People using their phones during theatre productions is one of my pet hates. So the concept of a theatre production where you use your phone the whole time seemed pretty confronting to me. 35 Degrees 17 South (which are the coordinates of Canberra on a map) melded gaming with theatre and puts the audience into the role of refugees who need to find fresh water in order to get entry into the ‘compound’. Everyone had to have an Android phone or tablet to play (no iPhone monopoly here, thank you very much Apple) and throughout the game you needed to scan QR Codes (those square barcodes) to progress further.
The story was played out in the Sculpture Garden of the National Gallery, the setting for a post-apocalyptic Canberra which has come about as a result of ‘the Lucas Heights incident of 2032’. The game began with a confrontation by the compound’s Head of Security, who wouldn’t let any more refugees in unless they go out and discover a source of fresh water. This became our task. The game then split into three ‘streams,’ depending upon which barcode you initially scanned – although everyone had the same central goal of redacting a confidential document, which could only be done by scanning the ten QR Codes held by different refugees. Each refugee had a unique story – a woman who hadn’t seen her husband since he left to fix the burst water pipes, the sister of the compound leader who had been accused of being a traitor, a woman who had lost her daughter in the chaos. Some of the actors asked you for something (a box of matches, for example) in exchange for their code, while others gave away their code without much convincing.
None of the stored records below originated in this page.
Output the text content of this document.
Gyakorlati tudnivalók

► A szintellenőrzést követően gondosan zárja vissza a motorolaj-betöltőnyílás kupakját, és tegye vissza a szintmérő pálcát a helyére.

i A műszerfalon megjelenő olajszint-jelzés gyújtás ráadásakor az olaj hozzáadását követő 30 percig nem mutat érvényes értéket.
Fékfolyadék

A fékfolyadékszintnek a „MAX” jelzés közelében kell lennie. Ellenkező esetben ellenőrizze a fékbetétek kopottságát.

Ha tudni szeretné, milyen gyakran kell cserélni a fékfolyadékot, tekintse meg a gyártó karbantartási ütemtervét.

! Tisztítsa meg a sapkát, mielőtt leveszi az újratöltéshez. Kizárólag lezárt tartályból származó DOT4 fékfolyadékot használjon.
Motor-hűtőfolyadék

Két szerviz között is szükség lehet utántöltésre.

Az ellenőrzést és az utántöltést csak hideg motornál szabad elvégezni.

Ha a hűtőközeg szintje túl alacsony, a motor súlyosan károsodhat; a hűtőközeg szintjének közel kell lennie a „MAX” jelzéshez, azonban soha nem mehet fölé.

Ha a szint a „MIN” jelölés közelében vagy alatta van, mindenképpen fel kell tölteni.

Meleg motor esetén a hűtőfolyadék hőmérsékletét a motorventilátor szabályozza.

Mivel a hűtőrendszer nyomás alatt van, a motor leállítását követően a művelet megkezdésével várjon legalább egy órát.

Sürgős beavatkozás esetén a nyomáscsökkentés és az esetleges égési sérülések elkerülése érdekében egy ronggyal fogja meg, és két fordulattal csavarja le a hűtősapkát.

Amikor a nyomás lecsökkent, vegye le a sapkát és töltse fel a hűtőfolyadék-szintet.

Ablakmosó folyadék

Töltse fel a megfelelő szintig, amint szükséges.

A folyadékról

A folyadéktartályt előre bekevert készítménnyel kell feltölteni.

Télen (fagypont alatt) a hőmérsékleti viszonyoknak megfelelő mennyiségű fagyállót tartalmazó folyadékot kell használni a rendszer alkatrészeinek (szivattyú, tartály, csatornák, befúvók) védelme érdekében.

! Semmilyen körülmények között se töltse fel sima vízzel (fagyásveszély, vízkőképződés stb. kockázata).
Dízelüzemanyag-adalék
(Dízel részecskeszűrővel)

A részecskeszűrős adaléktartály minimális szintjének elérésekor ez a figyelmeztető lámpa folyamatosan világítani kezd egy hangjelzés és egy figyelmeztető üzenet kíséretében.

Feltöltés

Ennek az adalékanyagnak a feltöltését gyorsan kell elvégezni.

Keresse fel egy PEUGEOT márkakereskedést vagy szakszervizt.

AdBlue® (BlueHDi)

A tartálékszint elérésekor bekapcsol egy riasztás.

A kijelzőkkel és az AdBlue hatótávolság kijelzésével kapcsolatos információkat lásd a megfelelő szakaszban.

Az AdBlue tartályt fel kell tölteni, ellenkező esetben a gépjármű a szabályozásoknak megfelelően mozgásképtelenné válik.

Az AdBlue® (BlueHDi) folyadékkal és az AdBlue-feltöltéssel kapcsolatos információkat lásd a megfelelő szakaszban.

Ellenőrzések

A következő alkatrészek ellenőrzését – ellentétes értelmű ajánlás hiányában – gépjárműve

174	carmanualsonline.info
Running alongside the main task were a number of activities that game players could also complete, which resulted in extra points and additional information to help you complete the main goal. Perhaps it was that we were too engaged in chatting with the refugees and redacting the document, but my team didn’t even realize these sub games existed. It still took us the two hours and we had a bunch of fun, so it didn’t much affect our experience that we missed them. But that, after all, is what is so great about this show: everyone has a completely unique and individual experience, which you can’t often say after a night (or day) at the theatre.
This production was two years in the making, and was spearheaded by the Canberra Youth Theatre’s Artistic Director, Karla Conway. What she has tried to do is attempt to create a way to connect the gaming world with the theatre world. All the actors did a great job creating and maintaining the frenzied atmosphere, aided both by some well-written and well-executed monologues, and by situational improvisation which they maintain throughout the show. 35 Degrees 17 South was an original, fresh, and very well executed production.
35 Degrees 17 South played at the National Sculpture Garden from the 13th to the 20th of April.